How to Run Gemma 4 Locally With LM Studio and Claude Code

LM Studio's new headless CLI lets you run local models as an API endpoint. Pair it with Claude Code and you get an AI coding agent running entirely on your machine - no cloud billing, no API keys, no data leaving your device.

A post on Hacker News this week (254 points) showed a setup that a lot of developers have wanted but few have actually configured: running Google's Gemma 4 model locally through LM Studio, then connecting Claude Code to use that local model instead of Anthropic's cloud API. The result is a capable AI coding agent that runs entirely on your machine with no per-token billing.

Here's what's involved and how to set it up.

What Gemma 4 is

Gemma 4 is Google's open-weight model family, released in early 2026. Open-weight means the model weights are publicly available - you can download and run them locally, unlike closed models like Claude or GPT-4o which only run on the vendor's servers.

Gemma 4 comes in several sizes: 1B, 4B, 12B, and 27B parameters. The 12B model fits comfortably on a Mac with 16GB of unified memory and delivers coding performance that's genuinely useful for everyday tasks - not as capable as Claude Sonnet or GPT-4o on hard problems, but solid for autocomplete, code review, simple refactors, and explaining code.

The 27B model requires more RAM (at least 32GB) but competes more seriously with cloud models on complex tasks.

What LM Studio's headless CLI does

LM Studio is a desktop app for running local AI models that has been around for a while. What's new is the headless CLI - a command-line interface that lets you run LM Studio as a background server without the GUI, and exposes the running model as an OpenAI-compatible API endpoint on localhost.

This matters because most AI coding tools - Claude Code, Goose, Cursor, and others - can connect to any OpenAI-compatible API endpoint. Once LM Studio is running a model as a local API, these tools can use it as their backend just as easily as they use the real OpenAI API.

Setting it up

The setup has three steps.

Step 1: Install LM Studio and download Gemma 4. Download LM Studio from lmstudio.ai. Open the app, go to the model search, and download your preferred Gemma 4 variant. The 12B model is a good starting point for most Mac setups. The download is several gigabytes - plan accordingly.

Step 2: Start the LM Studio server. In the LM Studio CLI, run the server with the headless flag. This starts an OpenAI-compatible API at http://localhost:1234/v1 by default. The server stays running in the background while you work.

lms server start --model gemma-4-12b

Step 3: Point Claude Code at the local endpoint. Claude Code (and most AI coding agents) support connecting to custom API endpoints via environment variables or configuration files. Set the API base URL to your local LM Studio server and set any API key (LM Studio accepts any value since there's no authentication locally).

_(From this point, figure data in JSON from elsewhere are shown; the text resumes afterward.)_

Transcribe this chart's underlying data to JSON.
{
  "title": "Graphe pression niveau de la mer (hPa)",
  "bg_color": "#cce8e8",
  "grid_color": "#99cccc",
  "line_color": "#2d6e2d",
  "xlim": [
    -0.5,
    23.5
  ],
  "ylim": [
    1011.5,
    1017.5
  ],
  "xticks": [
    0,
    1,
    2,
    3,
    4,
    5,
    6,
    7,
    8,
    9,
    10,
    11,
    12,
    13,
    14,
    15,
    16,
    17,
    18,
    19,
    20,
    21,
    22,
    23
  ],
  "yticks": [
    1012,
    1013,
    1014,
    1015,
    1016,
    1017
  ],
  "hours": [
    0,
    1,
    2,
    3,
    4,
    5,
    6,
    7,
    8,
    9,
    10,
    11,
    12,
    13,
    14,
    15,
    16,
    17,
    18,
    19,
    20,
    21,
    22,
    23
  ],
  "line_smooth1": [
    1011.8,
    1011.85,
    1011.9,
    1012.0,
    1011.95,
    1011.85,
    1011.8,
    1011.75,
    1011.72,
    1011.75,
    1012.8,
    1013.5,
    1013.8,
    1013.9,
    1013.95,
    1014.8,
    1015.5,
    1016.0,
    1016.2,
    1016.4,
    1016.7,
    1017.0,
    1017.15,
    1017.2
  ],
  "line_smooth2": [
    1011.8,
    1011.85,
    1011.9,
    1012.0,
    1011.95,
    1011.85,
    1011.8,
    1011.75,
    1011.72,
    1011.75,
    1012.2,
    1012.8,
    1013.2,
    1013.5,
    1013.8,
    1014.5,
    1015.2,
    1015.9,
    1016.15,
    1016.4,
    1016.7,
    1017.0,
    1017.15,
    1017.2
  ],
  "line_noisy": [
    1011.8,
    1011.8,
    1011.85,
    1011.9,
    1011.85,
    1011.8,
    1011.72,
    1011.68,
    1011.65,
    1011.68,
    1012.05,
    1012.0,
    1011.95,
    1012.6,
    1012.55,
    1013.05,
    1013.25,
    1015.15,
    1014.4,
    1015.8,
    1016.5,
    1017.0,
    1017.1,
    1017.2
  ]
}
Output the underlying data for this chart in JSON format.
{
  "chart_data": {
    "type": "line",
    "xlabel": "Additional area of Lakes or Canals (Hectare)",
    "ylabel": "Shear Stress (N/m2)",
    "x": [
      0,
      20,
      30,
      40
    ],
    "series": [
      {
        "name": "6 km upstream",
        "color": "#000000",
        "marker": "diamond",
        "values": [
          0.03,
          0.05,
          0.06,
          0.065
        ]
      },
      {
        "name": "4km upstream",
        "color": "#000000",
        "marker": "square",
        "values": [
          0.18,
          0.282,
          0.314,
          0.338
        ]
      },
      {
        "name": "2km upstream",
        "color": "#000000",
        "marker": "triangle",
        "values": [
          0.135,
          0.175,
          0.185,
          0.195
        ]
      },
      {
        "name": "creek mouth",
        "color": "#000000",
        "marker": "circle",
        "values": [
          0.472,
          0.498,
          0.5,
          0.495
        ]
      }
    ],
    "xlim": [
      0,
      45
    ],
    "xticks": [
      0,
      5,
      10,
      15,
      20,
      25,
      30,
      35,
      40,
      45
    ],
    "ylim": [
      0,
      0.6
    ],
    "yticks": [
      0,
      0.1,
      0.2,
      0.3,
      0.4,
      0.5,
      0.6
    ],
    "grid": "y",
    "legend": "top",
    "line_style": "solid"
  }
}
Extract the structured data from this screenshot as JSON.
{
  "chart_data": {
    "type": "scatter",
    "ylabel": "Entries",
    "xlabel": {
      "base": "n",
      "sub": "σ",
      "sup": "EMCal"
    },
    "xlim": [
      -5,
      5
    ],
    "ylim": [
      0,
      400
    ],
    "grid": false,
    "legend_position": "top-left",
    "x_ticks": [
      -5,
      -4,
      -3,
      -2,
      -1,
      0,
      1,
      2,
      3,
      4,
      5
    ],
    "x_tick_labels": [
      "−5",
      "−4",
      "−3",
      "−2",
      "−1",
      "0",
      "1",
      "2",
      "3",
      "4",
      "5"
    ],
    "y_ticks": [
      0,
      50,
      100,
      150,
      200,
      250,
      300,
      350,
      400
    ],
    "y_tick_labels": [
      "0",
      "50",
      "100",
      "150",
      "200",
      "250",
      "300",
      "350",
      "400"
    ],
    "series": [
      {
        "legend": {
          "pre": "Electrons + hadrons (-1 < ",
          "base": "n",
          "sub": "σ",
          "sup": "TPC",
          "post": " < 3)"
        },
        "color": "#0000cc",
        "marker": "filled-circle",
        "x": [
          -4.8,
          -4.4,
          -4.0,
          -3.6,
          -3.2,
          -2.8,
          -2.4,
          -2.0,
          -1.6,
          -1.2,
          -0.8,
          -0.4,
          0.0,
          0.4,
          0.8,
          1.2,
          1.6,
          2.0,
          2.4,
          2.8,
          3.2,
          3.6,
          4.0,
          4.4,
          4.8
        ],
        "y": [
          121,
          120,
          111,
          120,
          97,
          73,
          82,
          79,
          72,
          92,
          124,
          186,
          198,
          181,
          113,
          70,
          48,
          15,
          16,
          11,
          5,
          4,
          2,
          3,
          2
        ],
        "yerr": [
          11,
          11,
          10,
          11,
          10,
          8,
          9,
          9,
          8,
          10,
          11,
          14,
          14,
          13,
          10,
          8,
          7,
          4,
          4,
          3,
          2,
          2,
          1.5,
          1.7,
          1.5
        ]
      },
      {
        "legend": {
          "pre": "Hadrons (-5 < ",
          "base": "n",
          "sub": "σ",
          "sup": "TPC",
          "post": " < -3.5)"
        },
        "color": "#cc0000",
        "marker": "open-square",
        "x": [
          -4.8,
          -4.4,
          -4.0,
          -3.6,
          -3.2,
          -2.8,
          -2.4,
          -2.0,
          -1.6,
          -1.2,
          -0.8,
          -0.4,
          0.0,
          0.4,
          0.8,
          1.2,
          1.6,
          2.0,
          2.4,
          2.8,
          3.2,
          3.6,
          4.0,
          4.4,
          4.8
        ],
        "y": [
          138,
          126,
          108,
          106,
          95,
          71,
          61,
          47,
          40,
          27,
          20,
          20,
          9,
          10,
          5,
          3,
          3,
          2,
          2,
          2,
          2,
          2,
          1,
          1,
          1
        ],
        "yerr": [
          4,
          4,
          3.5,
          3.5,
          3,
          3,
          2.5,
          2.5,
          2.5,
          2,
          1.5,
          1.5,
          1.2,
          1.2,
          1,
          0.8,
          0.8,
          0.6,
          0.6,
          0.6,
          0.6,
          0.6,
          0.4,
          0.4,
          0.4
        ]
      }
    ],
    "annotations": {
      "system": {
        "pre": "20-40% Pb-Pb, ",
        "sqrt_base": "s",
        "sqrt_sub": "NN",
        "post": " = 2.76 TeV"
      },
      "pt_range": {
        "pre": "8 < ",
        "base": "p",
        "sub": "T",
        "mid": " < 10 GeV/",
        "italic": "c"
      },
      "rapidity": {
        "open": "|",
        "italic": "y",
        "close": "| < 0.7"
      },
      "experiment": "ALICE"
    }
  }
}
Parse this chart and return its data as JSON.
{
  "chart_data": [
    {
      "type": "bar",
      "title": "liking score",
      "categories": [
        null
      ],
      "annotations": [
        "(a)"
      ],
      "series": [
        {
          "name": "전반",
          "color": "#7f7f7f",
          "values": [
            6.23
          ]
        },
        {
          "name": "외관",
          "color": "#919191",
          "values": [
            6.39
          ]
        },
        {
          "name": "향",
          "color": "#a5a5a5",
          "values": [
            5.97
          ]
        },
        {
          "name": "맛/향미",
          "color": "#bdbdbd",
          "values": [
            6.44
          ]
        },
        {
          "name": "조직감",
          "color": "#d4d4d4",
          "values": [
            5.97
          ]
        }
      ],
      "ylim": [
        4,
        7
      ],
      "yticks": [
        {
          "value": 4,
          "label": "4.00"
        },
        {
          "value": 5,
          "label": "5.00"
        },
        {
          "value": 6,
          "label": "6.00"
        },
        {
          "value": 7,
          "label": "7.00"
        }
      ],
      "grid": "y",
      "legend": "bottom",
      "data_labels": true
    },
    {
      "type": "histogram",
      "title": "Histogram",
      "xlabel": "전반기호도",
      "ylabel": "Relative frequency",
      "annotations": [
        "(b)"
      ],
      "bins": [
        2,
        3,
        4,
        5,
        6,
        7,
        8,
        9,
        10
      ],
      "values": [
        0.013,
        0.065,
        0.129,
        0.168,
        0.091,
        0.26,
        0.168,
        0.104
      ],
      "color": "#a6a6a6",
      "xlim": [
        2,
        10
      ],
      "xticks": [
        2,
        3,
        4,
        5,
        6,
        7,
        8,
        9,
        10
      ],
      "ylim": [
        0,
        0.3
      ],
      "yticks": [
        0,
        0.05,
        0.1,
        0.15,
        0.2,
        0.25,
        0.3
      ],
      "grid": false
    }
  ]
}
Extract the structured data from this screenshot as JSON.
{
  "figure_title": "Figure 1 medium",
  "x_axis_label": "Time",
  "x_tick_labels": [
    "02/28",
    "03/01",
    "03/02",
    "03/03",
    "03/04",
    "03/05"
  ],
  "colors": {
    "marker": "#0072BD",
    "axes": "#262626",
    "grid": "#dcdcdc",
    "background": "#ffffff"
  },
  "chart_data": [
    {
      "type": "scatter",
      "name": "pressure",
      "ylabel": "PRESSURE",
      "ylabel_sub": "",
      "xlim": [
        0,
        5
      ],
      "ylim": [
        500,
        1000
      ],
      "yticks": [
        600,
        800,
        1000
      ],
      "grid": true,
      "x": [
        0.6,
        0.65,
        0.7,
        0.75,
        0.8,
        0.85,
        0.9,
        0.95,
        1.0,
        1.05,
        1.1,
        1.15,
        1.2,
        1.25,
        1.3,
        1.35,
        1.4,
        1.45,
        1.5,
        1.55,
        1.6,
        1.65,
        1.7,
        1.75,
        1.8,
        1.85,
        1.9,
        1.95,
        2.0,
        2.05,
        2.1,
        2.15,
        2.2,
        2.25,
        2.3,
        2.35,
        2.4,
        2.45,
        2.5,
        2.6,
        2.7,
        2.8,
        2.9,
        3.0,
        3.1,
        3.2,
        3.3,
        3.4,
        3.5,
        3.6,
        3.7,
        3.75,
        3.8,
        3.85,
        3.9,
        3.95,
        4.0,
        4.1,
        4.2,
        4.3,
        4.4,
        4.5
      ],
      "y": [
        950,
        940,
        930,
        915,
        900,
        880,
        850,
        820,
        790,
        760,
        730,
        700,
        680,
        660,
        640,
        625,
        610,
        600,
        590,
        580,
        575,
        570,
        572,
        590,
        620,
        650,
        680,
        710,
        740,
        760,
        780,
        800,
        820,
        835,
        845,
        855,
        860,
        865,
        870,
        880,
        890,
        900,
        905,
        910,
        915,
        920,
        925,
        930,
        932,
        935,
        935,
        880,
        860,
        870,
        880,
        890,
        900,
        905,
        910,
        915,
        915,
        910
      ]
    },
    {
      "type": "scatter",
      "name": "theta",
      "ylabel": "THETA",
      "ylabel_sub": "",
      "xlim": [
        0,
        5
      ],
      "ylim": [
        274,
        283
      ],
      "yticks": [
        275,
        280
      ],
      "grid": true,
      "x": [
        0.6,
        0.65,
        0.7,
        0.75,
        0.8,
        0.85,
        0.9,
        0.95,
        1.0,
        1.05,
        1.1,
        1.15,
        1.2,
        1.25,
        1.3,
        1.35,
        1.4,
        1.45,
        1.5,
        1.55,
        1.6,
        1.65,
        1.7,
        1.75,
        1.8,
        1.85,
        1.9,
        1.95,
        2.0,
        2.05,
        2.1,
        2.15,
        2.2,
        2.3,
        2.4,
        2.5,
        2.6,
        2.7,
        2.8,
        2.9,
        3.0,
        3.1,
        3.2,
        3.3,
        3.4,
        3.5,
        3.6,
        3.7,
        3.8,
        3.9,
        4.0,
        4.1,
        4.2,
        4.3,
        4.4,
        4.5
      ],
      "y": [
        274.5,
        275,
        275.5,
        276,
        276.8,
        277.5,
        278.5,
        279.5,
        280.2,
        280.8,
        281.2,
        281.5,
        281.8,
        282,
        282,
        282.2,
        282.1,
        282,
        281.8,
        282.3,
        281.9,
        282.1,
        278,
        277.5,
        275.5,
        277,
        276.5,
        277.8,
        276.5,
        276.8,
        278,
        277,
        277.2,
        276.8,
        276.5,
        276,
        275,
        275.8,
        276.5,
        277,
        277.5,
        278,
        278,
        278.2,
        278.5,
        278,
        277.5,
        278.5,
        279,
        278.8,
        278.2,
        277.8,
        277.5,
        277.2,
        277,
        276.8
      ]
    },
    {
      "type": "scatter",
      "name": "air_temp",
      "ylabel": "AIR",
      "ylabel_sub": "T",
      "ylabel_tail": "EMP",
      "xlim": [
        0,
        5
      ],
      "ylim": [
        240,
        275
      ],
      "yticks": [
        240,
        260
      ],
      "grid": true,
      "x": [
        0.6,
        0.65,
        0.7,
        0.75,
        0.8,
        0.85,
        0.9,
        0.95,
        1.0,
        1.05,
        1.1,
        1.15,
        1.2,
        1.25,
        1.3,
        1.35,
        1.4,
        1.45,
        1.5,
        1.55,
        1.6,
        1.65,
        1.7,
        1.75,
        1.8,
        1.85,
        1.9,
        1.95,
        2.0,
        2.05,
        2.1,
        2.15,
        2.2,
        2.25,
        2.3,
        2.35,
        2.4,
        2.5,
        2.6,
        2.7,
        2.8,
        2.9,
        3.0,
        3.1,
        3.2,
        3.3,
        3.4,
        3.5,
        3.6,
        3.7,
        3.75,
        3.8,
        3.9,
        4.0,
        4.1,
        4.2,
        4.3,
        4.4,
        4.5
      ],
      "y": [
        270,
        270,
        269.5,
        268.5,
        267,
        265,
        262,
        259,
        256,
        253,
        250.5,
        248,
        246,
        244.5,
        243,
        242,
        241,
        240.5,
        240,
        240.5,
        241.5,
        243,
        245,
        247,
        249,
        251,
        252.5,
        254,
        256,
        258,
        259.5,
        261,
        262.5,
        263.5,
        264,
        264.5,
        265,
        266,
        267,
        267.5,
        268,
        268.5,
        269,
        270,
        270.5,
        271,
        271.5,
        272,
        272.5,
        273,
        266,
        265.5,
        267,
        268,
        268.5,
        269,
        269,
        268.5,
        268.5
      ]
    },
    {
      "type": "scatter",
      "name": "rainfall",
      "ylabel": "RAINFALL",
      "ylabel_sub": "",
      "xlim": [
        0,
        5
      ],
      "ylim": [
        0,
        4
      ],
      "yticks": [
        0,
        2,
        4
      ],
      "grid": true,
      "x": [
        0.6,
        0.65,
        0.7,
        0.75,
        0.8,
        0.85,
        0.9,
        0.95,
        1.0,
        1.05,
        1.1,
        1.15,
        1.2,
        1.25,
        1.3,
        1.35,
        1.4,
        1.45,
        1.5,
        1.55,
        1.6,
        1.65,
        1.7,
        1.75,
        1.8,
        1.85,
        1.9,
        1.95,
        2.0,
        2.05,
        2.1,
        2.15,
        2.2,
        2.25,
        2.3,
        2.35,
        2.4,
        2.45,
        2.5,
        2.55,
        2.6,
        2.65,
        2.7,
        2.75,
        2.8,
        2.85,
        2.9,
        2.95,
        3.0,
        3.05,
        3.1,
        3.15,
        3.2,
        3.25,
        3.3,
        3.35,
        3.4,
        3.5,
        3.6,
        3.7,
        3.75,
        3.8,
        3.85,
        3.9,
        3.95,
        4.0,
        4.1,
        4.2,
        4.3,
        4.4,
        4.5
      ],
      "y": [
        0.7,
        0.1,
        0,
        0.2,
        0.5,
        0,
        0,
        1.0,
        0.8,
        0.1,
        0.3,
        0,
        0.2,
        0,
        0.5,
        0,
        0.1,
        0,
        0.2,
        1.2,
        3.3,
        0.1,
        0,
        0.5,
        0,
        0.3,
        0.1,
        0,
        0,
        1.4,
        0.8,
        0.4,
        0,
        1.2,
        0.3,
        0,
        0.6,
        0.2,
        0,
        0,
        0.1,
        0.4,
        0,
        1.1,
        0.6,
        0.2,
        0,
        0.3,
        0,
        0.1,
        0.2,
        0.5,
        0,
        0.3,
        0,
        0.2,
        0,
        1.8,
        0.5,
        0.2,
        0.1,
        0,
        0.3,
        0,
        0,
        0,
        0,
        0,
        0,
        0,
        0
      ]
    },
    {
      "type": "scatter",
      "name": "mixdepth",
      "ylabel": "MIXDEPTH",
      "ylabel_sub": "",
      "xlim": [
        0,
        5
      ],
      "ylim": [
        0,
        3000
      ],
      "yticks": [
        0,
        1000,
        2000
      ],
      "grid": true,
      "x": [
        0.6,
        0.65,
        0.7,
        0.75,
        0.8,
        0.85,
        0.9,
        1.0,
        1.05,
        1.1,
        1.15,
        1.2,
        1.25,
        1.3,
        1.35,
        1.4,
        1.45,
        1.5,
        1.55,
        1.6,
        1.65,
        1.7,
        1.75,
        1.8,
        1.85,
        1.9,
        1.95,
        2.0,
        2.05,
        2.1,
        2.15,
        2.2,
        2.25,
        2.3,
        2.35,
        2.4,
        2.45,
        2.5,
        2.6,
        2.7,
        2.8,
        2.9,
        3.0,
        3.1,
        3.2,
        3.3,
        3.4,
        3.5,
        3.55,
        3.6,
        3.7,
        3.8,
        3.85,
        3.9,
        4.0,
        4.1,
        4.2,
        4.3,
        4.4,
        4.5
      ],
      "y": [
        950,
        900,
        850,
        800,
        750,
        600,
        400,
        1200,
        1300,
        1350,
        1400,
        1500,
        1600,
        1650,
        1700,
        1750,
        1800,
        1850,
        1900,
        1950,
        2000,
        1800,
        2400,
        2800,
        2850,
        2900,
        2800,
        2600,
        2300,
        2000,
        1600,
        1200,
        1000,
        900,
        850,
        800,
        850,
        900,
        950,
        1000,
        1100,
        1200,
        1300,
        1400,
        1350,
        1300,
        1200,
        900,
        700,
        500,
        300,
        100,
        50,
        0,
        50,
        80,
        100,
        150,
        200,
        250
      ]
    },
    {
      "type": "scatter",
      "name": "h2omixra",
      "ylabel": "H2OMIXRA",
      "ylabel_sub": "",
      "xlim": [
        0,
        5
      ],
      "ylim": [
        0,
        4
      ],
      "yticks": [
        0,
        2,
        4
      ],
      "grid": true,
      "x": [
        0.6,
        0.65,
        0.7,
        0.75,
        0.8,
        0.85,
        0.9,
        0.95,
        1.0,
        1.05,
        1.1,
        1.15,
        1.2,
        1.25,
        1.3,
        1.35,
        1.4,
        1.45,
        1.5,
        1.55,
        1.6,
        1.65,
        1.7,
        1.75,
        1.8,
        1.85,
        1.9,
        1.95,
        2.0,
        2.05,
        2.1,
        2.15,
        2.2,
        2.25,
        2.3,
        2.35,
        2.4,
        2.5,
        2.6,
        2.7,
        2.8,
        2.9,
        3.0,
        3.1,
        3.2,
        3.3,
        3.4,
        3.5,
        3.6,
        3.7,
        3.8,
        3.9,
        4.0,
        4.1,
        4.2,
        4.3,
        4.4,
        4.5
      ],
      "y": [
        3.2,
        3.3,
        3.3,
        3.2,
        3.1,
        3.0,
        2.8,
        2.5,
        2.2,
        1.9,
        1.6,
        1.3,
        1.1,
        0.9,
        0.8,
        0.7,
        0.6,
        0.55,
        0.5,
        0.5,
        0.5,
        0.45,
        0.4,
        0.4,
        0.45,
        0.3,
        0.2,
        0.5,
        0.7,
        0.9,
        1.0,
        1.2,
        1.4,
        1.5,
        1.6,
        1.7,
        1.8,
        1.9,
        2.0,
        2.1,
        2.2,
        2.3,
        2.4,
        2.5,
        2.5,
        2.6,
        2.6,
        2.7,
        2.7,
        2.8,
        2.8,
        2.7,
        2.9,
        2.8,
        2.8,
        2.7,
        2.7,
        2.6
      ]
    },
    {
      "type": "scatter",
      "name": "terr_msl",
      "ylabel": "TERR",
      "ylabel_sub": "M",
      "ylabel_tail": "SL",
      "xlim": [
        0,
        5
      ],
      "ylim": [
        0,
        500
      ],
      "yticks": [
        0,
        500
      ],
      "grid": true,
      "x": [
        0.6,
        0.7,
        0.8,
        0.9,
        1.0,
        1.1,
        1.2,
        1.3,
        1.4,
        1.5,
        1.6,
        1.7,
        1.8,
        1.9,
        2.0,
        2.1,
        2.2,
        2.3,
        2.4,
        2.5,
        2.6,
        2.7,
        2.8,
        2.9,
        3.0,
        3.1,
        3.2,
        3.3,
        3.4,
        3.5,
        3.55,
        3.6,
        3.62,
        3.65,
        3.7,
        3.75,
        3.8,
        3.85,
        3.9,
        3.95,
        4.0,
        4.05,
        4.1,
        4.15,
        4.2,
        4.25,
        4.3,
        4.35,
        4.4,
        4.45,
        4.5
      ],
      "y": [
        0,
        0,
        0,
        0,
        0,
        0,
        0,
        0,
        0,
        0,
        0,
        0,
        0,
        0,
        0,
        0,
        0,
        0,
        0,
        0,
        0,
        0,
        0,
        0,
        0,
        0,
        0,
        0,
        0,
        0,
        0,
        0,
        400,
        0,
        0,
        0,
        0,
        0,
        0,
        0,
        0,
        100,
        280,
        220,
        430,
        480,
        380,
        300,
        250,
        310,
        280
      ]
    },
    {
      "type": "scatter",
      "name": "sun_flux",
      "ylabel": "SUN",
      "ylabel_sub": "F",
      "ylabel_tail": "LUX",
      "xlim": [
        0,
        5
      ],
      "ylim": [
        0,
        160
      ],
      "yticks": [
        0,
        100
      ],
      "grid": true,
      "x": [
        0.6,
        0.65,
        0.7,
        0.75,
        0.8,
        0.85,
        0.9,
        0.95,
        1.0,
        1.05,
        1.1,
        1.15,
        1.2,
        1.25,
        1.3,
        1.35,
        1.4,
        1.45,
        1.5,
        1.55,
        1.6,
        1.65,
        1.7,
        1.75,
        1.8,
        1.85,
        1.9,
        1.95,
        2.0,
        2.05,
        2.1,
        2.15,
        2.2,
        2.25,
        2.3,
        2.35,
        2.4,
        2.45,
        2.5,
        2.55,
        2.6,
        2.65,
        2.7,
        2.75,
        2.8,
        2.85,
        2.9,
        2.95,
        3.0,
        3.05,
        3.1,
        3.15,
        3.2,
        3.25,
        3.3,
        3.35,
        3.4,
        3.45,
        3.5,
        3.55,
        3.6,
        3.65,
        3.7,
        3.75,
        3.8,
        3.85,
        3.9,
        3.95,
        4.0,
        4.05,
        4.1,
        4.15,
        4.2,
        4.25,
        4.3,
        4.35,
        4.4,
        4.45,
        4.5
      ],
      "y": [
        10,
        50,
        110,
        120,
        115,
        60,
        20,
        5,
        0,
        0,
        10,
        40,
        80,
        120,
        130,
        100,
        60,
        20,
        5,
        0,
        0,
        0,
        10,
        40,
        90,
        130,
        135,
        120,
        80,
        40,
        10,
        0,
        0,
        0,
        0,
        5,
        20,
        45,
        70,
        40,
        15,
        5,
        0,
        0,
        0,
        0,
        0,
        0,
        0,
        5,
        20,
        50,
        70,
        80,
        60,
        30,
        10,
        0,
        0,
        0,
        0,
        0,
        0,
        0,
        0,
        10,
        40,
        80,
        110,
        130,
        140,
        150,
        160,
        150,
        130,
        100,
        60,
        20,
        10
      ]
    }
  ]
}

export ANTHROPIC_API_BASE_URL=http://localhost:1234/v1
export ANTHROPIC_API_KEY=local

Launch Claude Code and it will now use your local Gemma 4 model as the backend. The interface is identical - you're just running a different model underneath.

What to expect

Performance depends heavily on your hardware. On a MacBook Pro M4 Max with 48GB of unified memory, the 27B model runs at 30-40 tokens per second - fast enough for comfortable interactive use. On a MacBook Air M3 with 16GB, the 12B model runs at similar speeds but you're limited to the smaller model.

Quality-wise: expect solid performance on routine coding tasks - writing functions from docstrings, explaining code, simple refactors, finding obvious bugs. Expect weaker performance on complex architectural reasoning, obscure frameworks, and tasks that require deep contextual knowledge across a large codebase.

The practical use case is cost control. If you're a heavy Claude Code user hitting the $200/month ceiling, routing lower-stakes tasks through a local model while reserving cloud API access for harder problems can meaningfully reduce costs without sacrificing output quality where it matters.

Privacy implications

Everything runs locally. No data leaves your machine - not your prompts, not your code, not the model's responses. For developers working on proprietary codebases with data residency requirements, this setup provides a privacy guarantee that cloud-based AI tools cannot match.

This is also why Goose has been gaining traction among enterprise developers - it supports local model backends with the same architecture, meaning you get autonomous agentic coding without any cloud exposure.

The model landscape for local use

Gemma 4 is not the only option. Other models worth running locally via LM Studio:

Mistral Small 3 - Excellent multilingual performance, strong for code, 22B parameters. Comfortable on 32GB machines.

DeepSeek Coder V3 - Purpose-built for coding tasks, competitive with Gemma 4 on most benchmarks, slightly smaller footprint.

Phi-4 - Microsoft's 14B model that punches above its weight on reasoning tasks. Fast on consumer hardware.

LM Studio handles all of these with the same server setup. The choice of model is a matter of testing on your specific hardware and use cases - benchmarks tell part of the story, but real-world performance on your actual codebase is what matters.